Она приткнулась лбом к стенке крашеного стула.
– А как не услышу? – с тихою строгостью спросил расстрига.
– Услышите! – отозвалась, рыдая, Марья Ивановна.
– Верил и верю: Бог милосерд! – твердо произнес расстрига и крупным, медлительным крестом перекрестился на образ. – Не плачь. Полно. А здешнего-то, колокольного-то… еще услыхать хочется. Я ведь в звон и родился, в самую обедню, – и умереть бы привел Бог под звон… Послушать бы.
– Попрошу, – сказала Марья Ивановна и утерла лицо платком.

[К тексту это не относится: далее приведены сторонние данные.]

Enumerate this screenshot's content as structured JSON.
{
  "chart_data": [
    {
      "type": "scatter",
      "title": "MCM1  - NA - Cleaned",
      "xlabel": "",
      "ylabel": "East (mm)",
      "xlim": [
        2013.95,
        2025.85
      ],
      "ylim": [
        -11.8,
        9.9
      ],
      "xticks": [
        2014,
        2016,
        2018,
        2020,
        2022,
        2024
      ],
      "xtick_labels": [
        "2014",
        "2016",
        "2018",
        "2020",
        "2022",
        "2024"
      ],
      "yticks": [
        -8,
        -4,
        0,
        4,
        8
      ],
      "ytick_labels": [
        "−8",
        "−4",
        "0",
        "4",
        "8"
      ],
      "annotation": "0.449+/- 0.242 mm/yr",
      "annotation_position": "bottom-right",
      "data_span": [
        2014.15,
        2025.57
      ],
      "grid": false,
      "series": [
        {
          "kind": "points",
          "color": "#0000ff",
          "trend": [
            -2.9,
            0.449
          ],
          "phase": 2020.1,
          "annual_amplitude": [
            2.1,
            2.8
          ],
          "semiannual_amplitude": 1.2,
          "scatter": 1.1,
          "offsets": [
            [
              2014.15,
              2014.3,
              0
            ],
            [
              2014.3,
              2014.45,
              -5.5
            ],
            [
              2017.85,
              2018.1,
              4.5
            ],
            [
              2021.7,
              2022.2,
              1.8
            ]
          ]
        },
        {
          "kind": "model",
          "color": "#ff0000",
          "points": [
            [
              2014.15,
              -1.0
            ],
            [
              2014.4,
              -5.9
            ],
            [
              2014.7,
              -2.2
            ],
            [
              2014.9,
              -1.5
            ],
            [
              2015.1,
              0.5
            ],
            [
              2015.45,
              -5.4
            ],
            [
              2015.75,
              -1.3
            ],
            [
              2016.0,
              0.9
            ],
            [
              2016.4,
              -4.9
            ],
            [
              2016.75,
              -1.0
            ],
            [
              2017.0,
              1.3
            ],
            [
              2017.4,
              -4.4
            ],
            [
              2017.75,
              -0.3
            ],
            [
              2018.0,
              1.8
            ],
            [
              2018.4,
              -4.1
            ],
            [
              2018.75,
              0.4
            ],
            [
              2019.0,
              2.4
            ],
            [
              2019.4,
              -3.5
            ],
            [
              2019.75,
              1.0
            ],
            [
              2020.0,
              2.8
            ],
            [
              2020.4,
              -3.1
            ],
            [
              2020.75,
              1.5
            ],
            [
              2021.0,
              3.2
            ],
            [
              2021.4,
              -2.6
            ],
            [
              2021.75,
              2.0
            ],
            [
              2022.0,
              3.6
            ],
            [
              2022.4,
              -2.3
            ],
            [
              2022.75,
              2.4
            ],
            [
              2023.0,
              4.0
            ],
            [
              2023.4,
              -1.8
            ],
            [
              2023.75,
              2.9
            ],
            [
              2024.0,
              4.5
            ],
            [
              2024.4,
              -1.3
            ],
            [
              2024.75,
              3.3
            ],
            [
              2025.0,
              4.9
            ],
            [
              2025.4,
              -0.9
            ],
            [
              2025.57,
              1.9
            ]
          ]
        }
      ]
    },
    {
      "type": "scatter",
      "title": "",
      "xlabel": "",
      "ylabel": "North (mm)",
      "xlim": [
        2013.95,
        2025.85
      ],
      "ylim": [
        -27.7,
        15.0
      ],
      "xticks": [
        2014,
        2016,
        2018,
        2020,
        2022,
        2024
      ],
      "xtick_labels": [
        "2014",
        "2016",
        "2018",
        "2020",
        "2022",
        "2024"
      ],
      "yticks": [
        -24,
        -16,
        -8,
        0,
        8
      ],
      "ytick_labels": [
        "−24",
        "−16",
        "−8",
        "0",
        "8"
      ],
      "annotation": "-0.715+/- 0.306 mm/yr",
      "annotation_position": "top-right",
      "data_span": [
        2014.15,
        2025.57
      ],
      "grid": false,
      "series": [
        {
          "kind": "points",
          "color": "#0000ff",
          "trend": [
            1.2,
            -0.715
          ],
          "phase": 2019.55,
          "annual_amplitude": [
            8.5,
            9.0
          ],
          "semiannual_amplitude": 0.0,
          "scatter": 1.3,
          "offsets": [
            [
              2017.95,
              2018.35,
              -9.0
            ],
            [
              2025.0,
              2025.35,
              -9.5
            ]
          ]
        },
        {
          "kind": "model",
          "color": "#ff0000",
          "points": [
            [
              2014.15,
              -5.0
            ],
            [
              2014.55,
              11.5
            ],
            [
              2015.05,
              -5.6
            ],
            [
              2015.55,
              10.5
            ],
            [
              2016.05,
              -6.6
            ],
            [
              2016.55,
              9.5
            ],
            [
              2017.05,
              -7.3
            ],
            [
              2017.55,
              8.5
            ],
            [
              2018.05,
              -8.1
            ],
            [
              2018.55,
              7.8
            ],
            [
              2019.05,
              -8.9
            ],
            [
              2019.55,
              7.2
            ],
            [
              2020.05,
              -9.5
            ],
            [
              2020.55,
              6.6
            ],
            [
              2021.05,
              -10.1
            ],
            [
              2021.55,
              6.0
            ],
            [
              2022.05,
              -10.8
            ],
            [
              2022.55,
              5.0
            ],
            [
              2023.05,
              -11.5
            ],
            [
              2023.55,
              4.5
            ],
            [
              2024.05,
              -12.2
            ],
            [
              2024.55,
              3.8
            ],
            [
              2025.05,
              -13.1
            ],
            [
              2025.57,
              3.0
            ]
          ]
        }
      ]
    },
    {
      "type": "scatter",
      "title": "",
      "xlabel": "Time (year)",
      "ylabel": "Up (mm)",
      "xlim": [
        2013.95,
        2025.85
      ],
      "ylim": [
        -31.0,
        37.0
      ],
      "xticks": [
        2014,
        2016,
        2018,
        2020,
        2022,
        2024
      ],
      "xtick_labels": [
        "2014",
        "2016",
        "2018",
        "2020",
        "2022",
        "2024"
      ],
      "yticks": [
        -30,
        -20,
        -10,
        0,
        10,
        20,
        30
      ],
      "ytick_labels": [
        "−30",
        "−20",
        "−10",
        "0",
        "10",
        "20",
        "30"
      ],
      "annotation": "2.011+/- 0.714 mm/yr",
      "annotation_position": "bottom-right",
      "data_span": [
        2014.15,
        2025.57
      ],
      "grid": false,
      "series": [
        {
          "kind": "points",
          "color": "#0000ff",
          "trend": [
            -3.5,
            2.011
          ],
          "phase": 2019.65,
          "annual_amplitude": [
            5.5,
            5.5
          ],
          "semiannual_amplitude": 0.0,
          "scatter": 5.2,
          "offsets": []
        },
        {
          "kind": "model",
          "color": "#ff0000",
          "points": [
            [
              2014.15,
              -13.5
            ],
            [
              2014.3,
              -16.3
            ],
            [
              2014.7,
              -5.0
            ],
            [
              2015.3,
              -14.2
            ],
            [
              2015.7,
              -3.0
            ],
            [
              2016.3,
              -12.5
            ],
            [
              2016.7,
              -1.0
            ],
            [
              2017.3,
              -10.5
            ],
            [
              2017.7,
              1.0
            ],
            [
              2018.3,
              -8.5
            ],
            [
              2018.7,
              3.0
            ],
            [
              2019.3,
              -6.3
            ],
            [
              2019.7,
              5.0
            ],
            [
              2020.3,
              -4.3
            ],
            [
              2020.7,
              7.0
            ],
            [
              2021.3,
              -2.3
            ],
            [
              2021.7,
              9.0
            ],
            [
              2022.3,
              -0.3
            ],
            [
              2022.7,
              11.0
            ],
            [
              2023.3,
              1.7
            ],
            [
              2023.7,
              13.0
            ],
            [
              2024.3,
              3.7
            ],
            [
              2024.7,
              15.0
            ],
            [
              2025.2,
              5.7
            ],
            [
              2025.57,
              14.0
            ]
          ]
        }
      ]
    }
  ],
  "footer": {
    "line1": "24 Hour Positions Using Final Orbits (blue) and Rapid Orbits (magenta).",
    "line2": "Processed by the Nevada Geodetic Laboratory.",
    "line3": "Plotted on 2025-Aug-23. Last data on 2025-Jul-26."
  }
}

Февраль был снежен и метельлив. Патрули днем и ночью ходили по городу. Все углы улиц пестрели постановлениями Темьянского Совета Рабочих Депутатов за подписью председателя Коростелева. Голодные козы, становясь на задние ноги, лизали клейстер из картофельной муки, которым были приклеены объявления, – слизывали и жевали и то постановление Совета, за подписью Коростелева, которым, под страхом штрафа, запрещалось владельцам коз выпускать их на улицу ввиду того, что означенные животные портят и срывают расклеенные постановления Совета Рабочих Депутатов. Метели опять, как год назад, охватывали Темьян крепким, воющим, белым кольцом. За этим кольцом было другое, еще более крепкое и зажимистое синее кольцо голода: оно охватывало Темьян мертвой петлей. В городе не было керосину, муки, крупы, соли. На станции разгрузили три случайно забредших вагона подсолнухов – и подсолнухи выдавали по продовольственным карточкам. Купец Пенкин, в оборванном ватном пальто, ходил по главной улице и лущил подсолнухи.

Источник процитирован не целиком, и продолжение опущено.